My mom is indirect. She doesn't say, 'When are you planning on having dinner ready?', but 'We're starving.' Or she'll say, 'I'm hoping Rachel doesn't want to do anything for the next few days because I'm exhausted'. My first response, the one that mostly stays in my head, is hostile: 'Well, eat, then.' Or, 'I didn't ask you to entertain me'. This must be how I developed my well-honed sense of sarcasm. N responds to Mom similarly. Given I am so much like my mother I probably have the same problem of indirectness, so a new goal: say things politely - or, just, say what you mean, don't imply it.
Being on a family holiday seems to make Dad more demonstrative to Mom. He kept taking her hand in Boston. Lovely.
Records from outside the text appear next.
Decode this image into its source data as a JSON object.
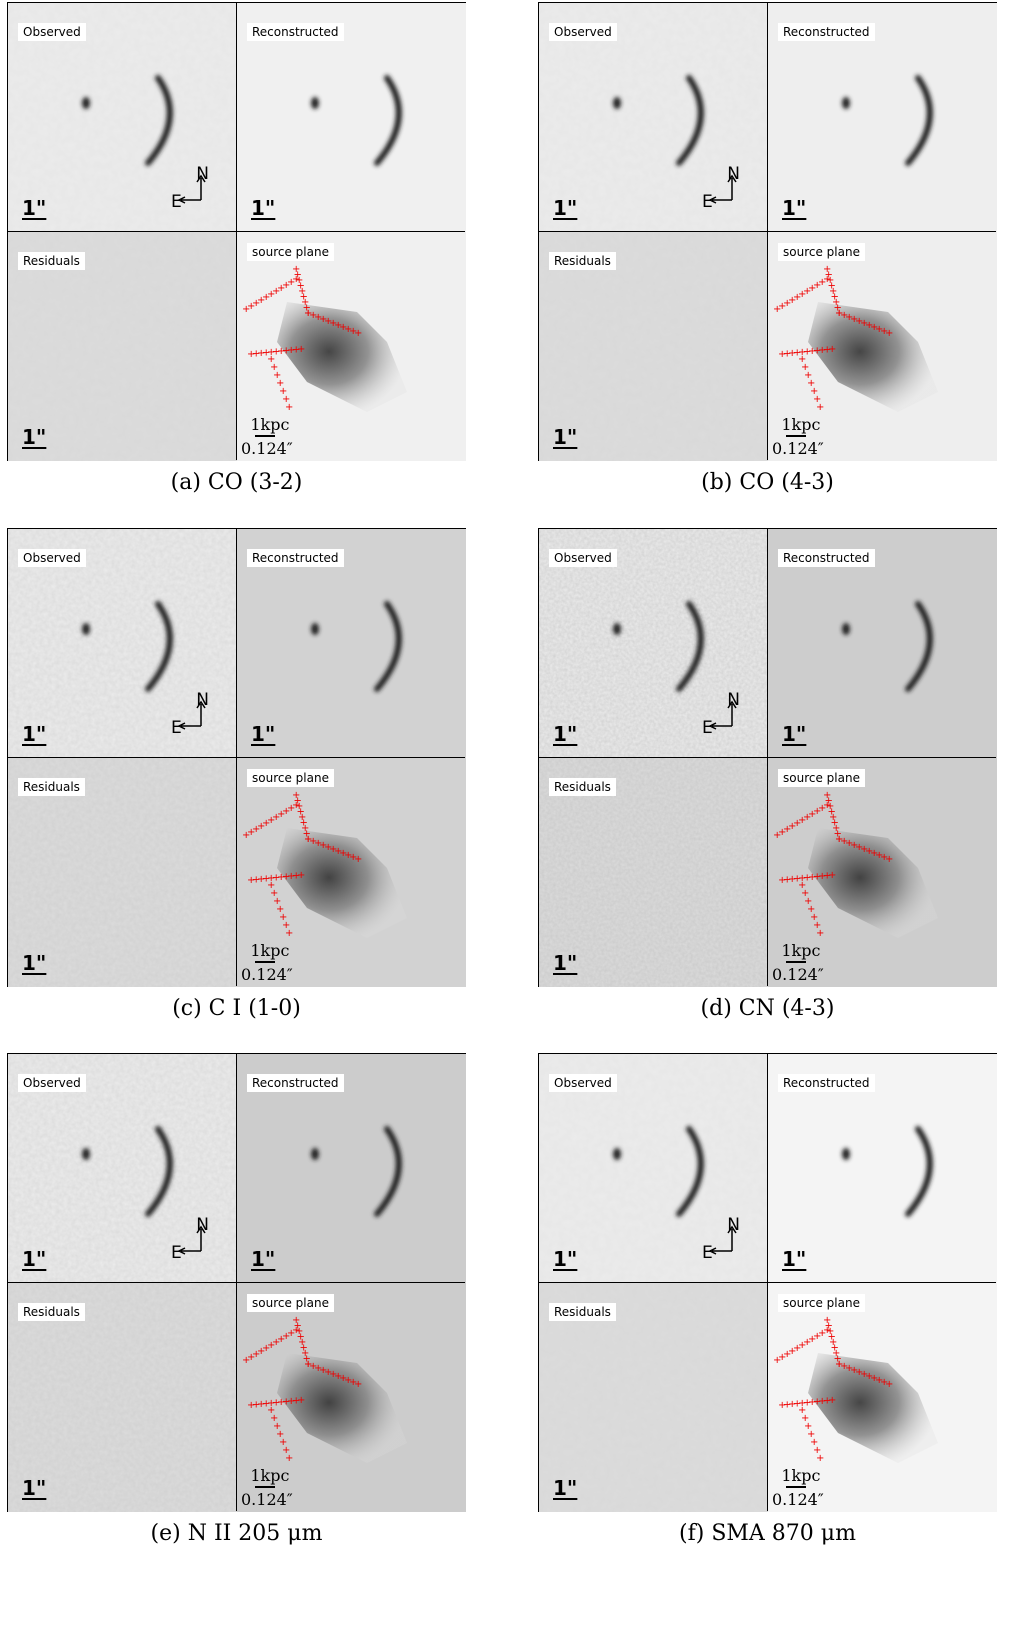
{
  "labels": {
    "observed": "Observed",
    "reconstructed": "Reconstructed",
    "residuals": "Residuals",
    "source_plane": "source plane",
    "arcsec_scale": "1\"",
    "north": "N",
    "east": "E",
    "kpc_scale": "1kpc",
    "arcsec_kpc": "0.124″"
  },
  "panels": [
    {
      "caption": "(a) CO (3-2)",
      "background": "#f0f0f0",
      "noise": "low"
    },
    {
      "caption": "(b) CO (4-3)",
      "background": "#eeeeee",
      "noise": "low"
    },
    {
      "caption": "(c) C I (1-0)",
      "background": "#d2d2d2",
      "noise": "medium"
    },
    {
      "caption": "(d) CN (4-3)",
      "background": "#cdcdcd",
      "noise": "high"
    },
    {
      "caption": "(e) N II 205 μm",
      "background": "#cccccc",
      "noise": "medium"
    },
    {
      "caption": "(f) SMA 870 μm",
      "background": "#f4f4f4",
      "noise": "low"
    }
  ]
}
Yesterday, after a morning when N had to throw our parents out of the tiny hotel room because they weren't leaving on their own accord to give us space and privacy, we finally all packed up and left.
After leaving the hotel we walked through the ubiquitous Quincy Market. Dad and I decided to go to the aquarium together, Mom and N walked and shopped. I finished my deli tub of marinated mushrooms while waiting on the long, traffic-guided ticket line to the aquarium, and when Dad and I finally made it into the exhibits the exorbitant ticket fee was worth it. While on line we caught a glimpse of the sea lions, and the first exhibit inside is the penguins, endlessly fascinating, playful and cute to watch.
The phosphorescent, large-lipped and expressive-faced fish were a wonder, and I also enjoyed finding tiny camoflauged frogs, watching corals float in the water, and especially loved a tent of transparent small jellyfish with trails of lacy tenatcles and long, long threads. They were exceptionally beautiful and delicate creatures.
After meeting back up with Mom and N, we all, starving, tried to find a nice place for lunch, but we were walking through the business district on a Saturday, so no open restaurants. Finally we found an open cafe, and though it had no ambiance to speak of, it did have decent cheap food. I enjoyed a goat's cheese, fresh basil and pesto foccacia sandwich.
We then walked back to the central gardens. I kept walking, circling the park, while everyone else sat in the sun. Finally Dad decided it was time to go. He took a different route back to NY, one that involved getting lost and frustrated again. It was a much prettier route through rural New Hampshire.
The past Wednesday and Thursday I spent in New Hampshire with L, a work colleauge from my Ellery Queen days. We met up in Woodstock, where she and Mom communed over kintting, and then L drove me to her old, odd and characterful house. She and her husband J had finished putting antique-blue floor to ceiling bookshelves on one wall of the dining room and the house had a half-furnished, just moved-in look even though they'd been there for 4 years. Wood-floored, the large kitchen had a severely sloping floor that led to a screened-in porch with table and benches as well as chairs and coffee table - a lovely spot.
Upstairs had one very large bedroom and another smaller bedroom off an adjoining front room, a strange design. Their cat, a fat tabby, took to me and allowed me to pet her, whereas usually, according to L, she swats visitors. We spent Thurs evening at a meeting of L's book group (not as good as the group we were all in together in NYC - I still miss that group!) and drove to Hanover on Friday to meet Mom and her friend E after a morning of kayaking between the shores of Dartmouth College.